As a postdoc at Princeton University, I commute from Philly to Princeton using Amtrak. This commute used to make financial sense; rents in Philadelphia are almost half the price of those in Princeton, and Princeton provided a helpful although limited commute subsidy.

However, the commute became unaffordable for me and likely many others on July 1; the 10-trip (one-way) ticket package between Princeton and Philly shot up from $230 to $390, and the monthly pass increased from $576 to $975. These sudden increases have impacted many postdocs and graduate students at Princeton, whose budgets were already strained by the previous fares.

There’s such a whiff of elitism from Dr Borofsky’s OpEd. As a “postdoctoral research associate” at an Ivy League university, she is paid much more than most Philadelphians. According to Glass Door:

The estimated total pay range for a Postdoctoral Fellow at Princeton University is $57K–$67K per year, which includes base salary and additional pay. The average Postdoctoral Fellow base salary at Princeton University is $62K per year.

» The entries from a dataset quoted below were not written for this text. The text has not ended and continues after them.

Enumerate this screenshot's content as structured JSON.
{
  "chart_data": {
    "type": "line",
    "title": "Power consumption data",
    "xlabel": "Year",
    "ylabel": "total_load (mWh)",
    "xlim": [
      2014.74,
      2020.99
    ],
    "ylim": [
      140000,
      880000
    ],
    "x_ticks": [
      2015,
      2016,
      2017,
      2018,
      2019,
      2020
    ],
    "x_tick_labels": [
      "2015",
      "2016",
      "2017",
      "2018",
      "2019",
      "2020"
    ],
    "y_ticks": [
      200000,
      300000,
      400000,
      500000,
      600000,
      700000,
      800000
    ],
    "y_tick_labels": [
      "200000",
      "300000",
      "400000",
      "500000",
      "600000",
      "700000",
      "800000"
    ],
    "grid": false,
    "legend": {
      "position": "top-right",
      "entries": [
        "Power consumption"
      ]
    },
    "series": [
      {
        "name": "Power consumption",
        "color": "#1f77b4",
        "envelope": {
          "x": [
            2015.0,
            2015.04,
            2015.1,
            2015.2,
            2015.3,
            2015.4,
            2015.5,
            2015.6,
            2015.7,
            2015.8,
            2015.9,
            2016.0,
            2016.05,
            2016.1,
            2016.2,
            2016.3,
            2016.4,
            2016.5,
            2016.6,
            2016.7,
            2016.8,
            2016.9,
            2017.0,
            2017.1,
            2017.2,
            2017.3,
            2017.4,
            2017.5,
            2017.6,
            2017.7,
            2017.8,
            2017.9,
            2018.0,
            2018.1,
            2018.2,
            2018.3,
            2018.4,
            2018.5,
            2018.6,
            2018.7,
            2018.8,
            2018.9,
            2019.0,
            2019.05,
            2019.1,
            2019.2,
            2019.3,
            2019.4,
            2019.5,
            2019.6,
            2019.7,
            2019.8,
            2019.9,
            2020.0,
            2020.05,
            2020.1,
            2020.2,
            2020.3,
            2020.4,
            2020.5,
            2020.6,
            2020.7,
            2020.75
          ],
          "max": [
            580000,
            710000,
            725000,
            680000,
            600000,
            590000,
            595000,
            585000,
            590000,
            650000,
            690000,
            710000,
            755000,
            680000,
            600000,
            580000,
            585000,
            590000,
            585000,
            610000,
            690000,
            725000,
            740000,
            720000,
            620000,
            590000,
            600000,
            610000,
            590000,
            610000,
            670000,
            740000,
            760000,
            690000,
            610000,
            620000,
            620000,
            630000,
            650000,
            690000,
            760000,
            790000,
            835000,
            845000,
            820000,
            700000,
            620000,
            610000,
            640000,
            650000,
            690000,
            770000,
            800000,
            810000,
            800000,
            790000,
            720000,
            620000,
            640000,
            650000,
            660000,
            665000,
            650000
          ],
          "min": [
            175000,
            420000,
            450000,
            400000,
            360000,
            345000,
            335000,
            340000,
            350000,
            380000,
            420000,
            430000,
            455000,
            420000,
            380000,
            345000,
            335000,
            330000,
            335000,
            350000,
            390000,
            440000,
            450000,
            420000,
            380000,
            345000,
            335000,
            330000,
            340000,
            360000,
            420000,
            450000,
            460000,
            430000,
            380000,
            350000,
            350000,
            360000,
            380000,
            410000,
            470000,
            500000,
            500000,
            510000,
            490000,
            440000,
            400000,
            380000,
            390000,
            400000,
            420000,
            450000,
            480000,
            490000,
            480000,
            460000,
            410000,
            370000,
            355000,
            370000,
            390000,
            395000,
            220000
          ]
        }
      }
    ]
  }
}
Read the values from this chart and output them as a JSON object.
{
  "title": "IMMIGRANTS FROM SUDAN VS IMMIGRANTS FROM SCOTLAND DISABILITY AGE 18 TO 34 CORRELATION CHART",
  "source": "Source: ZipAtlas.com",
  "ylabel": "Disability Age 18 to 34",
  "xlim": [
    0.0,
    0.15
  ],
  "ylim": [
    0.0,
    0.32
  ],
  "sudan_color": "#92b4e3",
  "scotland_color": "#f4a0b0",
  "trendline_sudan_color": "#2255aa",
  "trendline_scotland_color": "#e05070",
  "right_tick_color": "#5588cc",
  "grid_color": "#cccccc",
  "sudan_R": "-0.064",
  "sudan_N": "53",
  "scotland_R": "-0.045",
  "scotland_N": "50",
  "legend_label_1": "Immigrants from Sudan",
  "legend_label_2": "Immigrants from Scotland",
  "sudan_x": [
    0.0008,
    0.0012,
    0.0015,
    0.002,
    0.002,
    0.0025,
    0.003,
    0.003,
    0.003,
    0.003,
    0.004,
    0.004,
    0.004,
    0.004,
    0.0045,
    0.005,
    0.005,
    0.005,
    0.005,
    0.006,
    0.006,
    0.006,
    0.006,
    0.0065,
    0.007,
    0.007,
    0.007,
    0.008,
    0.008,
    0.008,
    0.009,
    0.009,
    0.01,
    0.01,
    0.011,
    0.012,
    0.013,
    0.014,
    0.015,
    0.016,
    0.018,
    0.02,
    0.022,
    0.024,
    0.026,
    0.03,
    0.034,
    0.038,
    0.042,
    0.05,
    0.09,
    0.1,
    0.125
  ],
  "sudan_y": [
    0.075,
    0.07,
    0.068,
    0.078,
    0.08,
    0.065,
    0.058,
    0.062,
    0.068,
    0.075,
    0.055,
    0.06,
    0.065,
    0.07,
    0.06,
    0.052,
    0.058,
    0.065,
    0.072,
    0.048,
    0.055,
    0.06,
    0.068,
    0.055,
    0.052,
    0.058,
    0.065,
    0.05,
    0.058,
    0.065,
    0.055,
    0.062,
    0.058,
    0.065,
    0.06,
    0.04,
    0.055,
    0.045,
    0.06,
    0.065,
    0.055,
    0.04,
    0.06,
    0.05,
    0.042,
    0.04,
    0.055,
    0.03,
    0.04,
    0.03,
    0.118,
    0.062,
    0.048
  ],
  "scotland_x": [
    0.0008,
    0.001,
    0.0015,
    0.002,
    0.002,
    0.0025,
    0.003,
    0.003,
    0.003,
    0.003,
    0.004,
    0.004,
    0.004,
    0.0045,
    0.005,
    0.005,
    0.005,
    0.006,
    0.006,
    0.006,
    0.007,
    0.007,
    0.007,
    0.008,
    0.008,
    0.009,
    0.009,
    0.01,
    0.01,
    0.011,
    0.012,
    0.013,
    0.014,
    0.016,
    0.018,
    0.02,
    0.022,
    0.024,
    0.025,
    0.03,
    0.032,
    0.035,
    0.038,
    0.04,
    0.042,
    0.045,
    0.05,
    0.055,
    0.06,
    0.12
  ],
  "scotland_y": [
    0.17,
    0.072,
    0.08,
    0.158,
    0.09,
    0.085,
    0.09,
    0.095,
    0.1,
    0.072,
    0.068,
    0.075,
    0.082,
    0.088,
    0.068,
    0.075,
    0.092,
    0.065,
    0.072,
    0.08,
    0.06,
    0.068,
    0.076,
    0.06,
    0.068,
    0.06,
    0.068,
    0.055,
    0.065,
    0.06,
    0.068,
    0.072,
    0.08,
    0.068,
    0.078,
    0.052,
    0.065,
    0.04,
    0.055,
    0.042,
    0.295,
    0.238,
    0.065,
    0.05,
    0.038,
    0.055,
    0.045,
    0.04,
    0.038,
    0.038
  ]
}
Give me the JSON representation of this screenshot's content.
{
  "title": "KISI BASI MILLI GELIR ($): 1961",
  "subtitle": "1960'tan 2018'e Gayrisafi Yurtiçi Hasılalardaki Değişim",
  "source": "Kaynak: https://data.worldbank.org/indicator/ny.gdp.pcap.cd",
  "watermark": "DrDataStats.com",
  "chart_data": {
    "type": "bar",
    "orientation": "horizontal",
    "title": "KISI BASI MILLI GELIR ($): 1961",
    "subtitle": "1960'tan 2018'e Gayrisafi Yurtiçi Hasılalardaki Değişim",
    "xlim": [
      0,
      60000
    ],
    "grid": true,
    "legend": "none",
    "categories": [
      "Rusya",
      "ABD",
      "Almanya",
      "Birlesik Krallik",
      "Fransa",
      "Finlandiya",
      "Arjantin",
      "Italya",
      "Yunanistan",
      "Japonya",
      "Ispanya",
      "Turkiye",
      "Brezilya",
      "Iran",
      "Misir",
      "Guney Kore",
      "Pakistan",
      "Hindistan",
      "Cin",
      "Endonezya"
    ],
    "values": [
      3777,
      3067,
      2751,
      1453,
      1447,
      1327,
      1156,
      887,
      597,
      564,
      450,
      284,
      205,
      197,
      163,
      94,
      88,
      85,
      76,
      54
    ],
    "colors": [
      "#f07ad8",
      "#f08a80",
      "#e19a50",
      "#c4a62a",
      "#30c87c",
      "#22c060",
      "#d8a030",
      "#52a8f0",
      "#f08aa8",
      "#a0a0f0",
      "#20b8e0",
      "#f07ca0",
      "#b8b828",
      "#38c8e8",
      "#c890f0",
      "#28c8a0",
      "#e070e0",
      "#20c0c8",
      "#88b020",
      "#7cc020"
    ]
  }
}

The minimum of $57,000 is slightly higher than the median household income of $56,517 for Philadelphians overall. But Dr Borofsky apparently believes that the baggers at Giant Food Mart or the clerk at Wawa brewing her large coffee for the train ride — yeah, I’m guessing about that last, but everyone in Philly should drink Wawa coffee! — should have to contribute a bit more to pay for her train ride.

Dr Borofsky continued to tell readers about Amtrak’s poor service, and that the suddenness of the fare increase was “exploitative.” I have no qualms with her point that the increase was sudden, nor that Amtrak’s service isn’t the greatest.

But it’s her concluding one-sentence paragraph that gets me:

Train travel should be viable for all, not just the wealthy.

No, train travel should be available to those who pay for the service. Why should I, a retiree, be required to pony up some of my tax dollars so that Dr Borofsky doesn’t have to pay for the service she receives? Why should the janitors at Princeton be required to help fund her commute?

The subtitle of her article states, “The drastic increase is a slap in the face to taxpayers,” but no; the drastic increase is a boon to the taxpayers, the ones who are already subsidizing her train ride. The good research associate should pay for the services she receives herself.